Friday, August 10, 2012

Brent Won't Bring Me Down

Brent called me last night (and yes, he's still violating the Domestic Violence Disorder). He came through with a different number that I didn't recognize and I answered. His voice was low and shaky and he proceeded to tell me that there's $600,000 hid that no one will ever find. However, if I call off this before the judge makes his ruling that he would give me half of it and the other half would be to buy a house and renew our vows.

At first I was angry and there was so stuff I wanted to get off my chest. I know that I shouldn't waste my time on his lies and bull shit, but I just couldn't help myself. This is how the convo went:

Me: "Yeah right. Why don't you come at me with questions about your children first? Like, what was I talking about at the trial when I referred to learning difficulties with Tommy?"

Brent: "I read the blog, I know he's color blind."

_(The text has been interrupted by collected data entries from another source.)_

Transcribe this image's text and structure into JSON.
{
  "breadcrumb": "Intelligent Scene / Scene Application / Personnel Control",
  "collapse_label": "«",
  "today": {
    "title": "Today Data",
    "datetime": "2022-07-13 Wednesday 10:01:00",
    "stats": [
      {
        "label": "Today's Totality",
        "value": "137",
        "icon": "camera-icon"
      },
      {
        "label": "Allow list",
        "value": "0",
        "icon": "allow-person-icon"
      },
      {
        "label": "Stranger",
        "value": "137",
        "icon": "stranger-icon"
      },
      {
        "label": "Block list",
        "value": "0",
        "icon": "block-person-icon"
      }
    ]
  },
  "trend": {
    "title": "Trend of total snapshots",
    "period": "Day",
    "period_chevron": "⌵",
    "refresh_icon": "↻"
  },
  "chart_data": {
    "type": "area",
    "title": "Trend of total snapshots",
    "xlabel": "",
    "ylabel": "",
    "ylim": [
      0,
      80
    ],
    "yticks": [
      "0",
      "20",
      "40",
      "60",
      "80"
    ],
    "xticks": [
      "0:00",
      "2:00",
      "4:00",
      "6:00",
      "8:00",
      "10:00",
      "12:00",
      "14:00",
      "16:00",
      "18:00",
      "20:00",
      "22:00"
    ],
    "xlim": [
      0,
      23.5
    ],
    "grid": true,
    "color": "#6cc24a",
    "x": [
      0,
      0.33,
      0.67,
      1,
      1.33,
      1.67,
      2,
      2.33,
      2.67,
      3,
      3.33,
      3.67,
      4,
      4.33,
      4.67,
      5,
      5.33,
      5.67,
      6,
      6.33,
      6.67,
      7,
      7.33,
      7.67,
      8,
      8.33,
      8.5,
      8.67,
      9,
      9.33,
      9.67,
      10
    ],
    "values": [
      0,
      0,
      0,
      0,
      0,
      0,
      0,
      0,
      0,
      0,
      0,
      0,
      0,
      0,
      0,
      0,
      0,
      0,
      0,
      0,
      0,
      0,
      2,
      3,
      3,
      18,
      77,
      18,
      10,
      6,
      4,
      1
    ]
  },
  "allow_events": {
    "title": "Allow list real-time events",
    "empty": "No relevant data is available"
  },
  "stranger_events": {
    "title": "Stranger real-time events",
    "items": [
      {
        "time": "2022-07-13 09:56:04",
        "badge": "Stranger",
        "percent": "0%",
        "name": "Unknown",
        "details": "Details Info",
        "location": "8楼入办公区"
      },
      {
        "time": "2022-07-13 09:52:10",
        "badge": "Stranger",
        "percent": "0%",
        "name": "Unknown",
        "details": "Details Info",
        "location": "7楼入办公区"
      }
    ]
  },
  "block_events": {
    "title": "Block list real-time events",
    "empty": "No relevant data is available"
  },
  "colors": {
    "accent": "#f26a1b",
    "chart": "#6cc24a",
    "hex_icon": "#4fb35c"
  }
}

Me: "No, he's actually not."

Brent: "Well, then what's wrong?"

Me: "When you decide to be a parent before a crack head, I would love to share this information with you."

(He continued with more of his bull shit .... and I interrupted with ...)

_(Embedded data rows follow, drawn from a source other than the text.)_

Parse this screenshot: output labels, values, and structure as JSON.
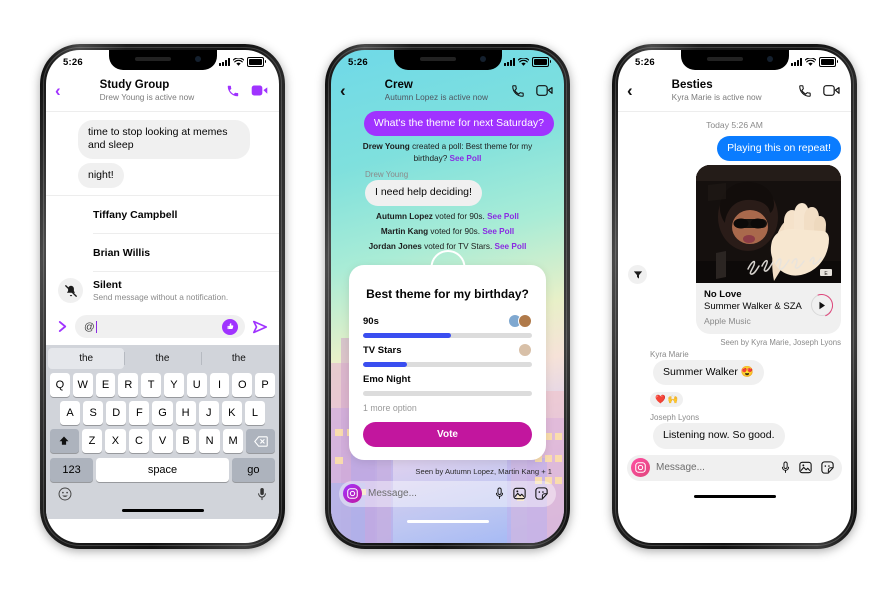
{
  "phones": [
    {
      "id": "study-group",
      "statusbar": {
        "time": "5:26",
        "signal_icon": "cellular-bars-icon",
        "wifi_icon": "wifi-icon",
        "battery_icon": "battery-full-icon"
      },
      "header": {
        "back_icon": "back-chevron-icon",
        "avatar": "group-avatar",
        "title": "Study Group",
        "subtitle": "Drew Young is active now",
        "call_icon": "phone-call-icon",
        "video_icon": "video-camera-icon",
        "accent": "#a033ff"
      },
      "messages": [
        {
          "text": "time to stop looking at memes and sleep",
          "side": "left",
          "style": "grey"
        },
        {
          "text": "night!",
          "side": "left",
          "style": "grey"
        }
      ],
      "mention_list": [
        {
          "name": "Tiffany Campbell",
          "sub": "",
          "icon": "avatar"
        },
        {
          "name": "Brian Willis",
          "sub": "",
          "icon": "avatar"
        },
        {
          "name": "Silent",
          "sub": "Send message without a notification.",
          "icon": "bell-slash-icon"
        }
      ],
      "composer": {
        "expand_icon": "chevron-right-icon",
        "value": "@",
        "like_icon": "thumbs-up-icon",
        "send_icon": "send-arrow-icon"
      },
      "keyboard": {
        "predictions": [
          "the",
          "the",
          "the"
        ],
        "selected_prediction_index": 0,
        "row1": [
          "Q",
          "W",
          "E",
          "R",
          "T",
          "Y",
          "U",
          "I",
          "O",
          "P"
        ],
        "row2": [
          "A",
          "S",
          "D",
          "F",
          "G",
          "H",
          "J",
          "K",
          "L"
        ],
        "row3_shift_icon": "shift-up-icon",
        "row3": [
          "Z",
          "X",
          "C",
          "V",
          "B",
          "N",
          "M"
        ],
        "row3_delete_icon": "backspace-icon",
        "numbers_key": "123",
        "space_key": "space",
        "return_key": "go",
        "emoji_icon": "smiley-face-icon",
        "dictation_icon": "microphone-icon"
      }
    },
    {
      "id": "crew",
      "statusbar": {
        "time": "5:26",
        "signal_icon": "cellular-bars-icon",
        "wifi_icon": "wifi-icon",
        "battery_icon": "battery-full-icon"
      },
      "header": {
        "back_icon": "back-chevron-icon",
        "avatar": "group-avatar",
        "title": "Crew",
        "subtitle": "Autumn Lopez is active now",
        "call_icon": "phone-call-icon",
        "video_icon": "video-camera-icon",
        "accent": "#050505"
      },
      "top_bubble": {
        "text": "What's the theme for next Saturday?",
        "style": "purple"
      },
      "poll_created": {
        "actor": "Drew Young",
        "text": " created a poll: Best theme for my birthday? ",
        "link": "See Poll"
      },
      "sender_label": "Drew Young",
      "reply_bubble": {
        "text": "I need help deciding!",
        "style": "grey"
      },
      "votes": [
        {
          "actor": "Autumn Lopez",
          "text": " voted for 90s. ",
          "link": "See Poll"
        },
        {
          "actor": "Martin Kang",
          "text": " voted for 90s. ",
          "link": "See Poll"
        },
        {
          "actor": "Jordan Jones",
          "text": " voted for TV Stars. ",
          "link": "See Poll"
        }
      ],
      "poll": {
        "avatar": "poll-author-avatar",
        "title": "Best theme for my birthday?",
        "options": [
          {
            "label": "90s",
            "fill_pct": 52,
            "voters": 2
          },
          {
            "label": "TV Stars",
            "fill_pct": 26,
            "voters": 1
          },
          {
            "label": "Emo Night",
            "fill_pct": 0,
            "voters": 0
          }
        ],
        "more_options": "1 more option",
        "vote_button": "Vote",
        "bar_color": "#3a4ef0",
        "button_color": "#c2169e"
      },
      "seen_by": "Seen by Autumn Lopez, Martin Kang + 1",
      "composer": {
        "camera_icon": "camera-icon",
        "placeholder": "Message...",
        "mic_icon": "microphone-icon",
        "gallery_icon": "photo-gallery-icon",
        "sticker_icon": "sticker-icon"
      }
    },
    {
      "id": "besties",
      "statusbar": {
        "time": "5:26",
        "signal_icon": "cellular-bars-icon",
        "wifi_icon": "wifi-icon",
        "battery_icon": "battery-full-icon"
      },
      "header": {
        "back_icon": "back-chevron-icon",
        "avatar": "group-avatar",
        "title": "Besties",
        "subtitle": "Kyra Marie is active now",
        "call_icon": "phone-call-icon",
        "video_icon": "video-camera-icon",
        "accent": "#050505"
      },
      "day_stamp": "Today 5:26 AM",
      "sent_bubble": {
        "text": "Playing this on repeat!",
        "style": "blue"
      },
      "music_card": {
        "album_caption": "Still Over It",
        "title": "No Love",
        "artist": "Summer Walker & SZA",
        "source": "Apple Music",
        "play_icon": "play-button-icon",
        "forward_icon": "forward-send-icon"
      },
      "seen_by": "Seen by Kyra Marie, Joseph Lyons",
      "thread": [
        {
          "sender": "Kyra Marie",
          "text": "Summer Walker 😍",
          "reactions": [
            "❤️",
            "🙌"
          ]
        },
        {
          "sender": "Joseph Lyons",
          "text": "Listening now. So good.",
          "reactions": []
        }
      ],
      "composer": {
        "camera_icon": "camera-icon",
        "placeholder": "Message...",
        "mic_icon": "microphone-icon",
        "gallery_icon": "photo-gallery-icon",
        "sticker_icon": "sticker-icon"
      }
    }
  ]
}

"Seriously Brent! If this is true, prove it. Put the money in my account and we will go from there. I don't believe you and can't believe that you testified today that you used money for drugs and refused to with drawl anything for child support because you didn't want to get hit with a tax penalty. It's four months that you are now behind in child support and that's not even including the money that you agreed to pay me for the children's tuition - don't you know it's the children that are getting hurt?!? Or do you care?"

I started to get more angry and just disconnected the phone call. My ringer on my cell phone had to be turned off because 12 more calls came through as a "blocked" caller and I didn't want to interrupt my day with any more nonsense.

After such a long day, I was completely exhausted. It was nice to hit the pillow and finally sleep in peace. I think it was the first night in years that I didn't wake up with nightmares of past events or other things pertaining to this "relationship". I guess my Psychologist and Psychiatrist would be pleased to hear that.

However, this morning I didn't really feel "refreshed" after waking up. I called my Endocrinologist to see if my blood work was in about my THC levels - that basically means to see if my Thyroid levels were out of whack. And guess what? They are! The doctor wants to see me immediately to adjust the dose of my medication. That kind of freaks me out since once the judge signs the decree - I automatically lose my insurance.

My paternal grandmother always used the theory of "don't worry about the past - there's nothing you can do to change it; don't worry about the future - it's not here yet; take today and live it to the fullest." After being reminded of that several times over the course of the week, I took her advise and continued about my day. Since I started college in June, I spent most of the day working on school work, playing with the children, making sure everything was in order for them to start school next week, and just being thankful for everything I have in my life. If my parents weren't as cool as they are - no telling where I would be right now. But most importantly, for my children and knowing that they are going to be safe with me.

Creepy creeper ton called more today, but I left my ringer off so that I wouldn't be interrupted with what lies he wanted to feed me. The only problem is I walked out of the room and left my phone on the kitchen table. Marrissa saw it light up and answered it. I heard her keep yelling "Hello .... Hello ...Hello" I walked around the corner because I thought she was being silly and discovered what was really going on. I ran over to her and she handed me the phone and told me it was my brother. I hurried up and hung up because my brother has never called me from a blocked number and I didn't want to alarm her, so I looked at her, smiled, and said "He couldn't talk - I will call him back later." Immediately, I wrapped her up in a big hug and held her tight. Her laugh was what I needed. That poor little child didn't know it was her father on the phone. It broke my heart, but at the same time I was relieved.

Sometimes life throws you curve balls .... no scratch that, real shit balls.Take it from me, I was really depressed and couldn't understand life. But, eventually it will pass and you will get through it. Hang in there and keep your head up. It will get better!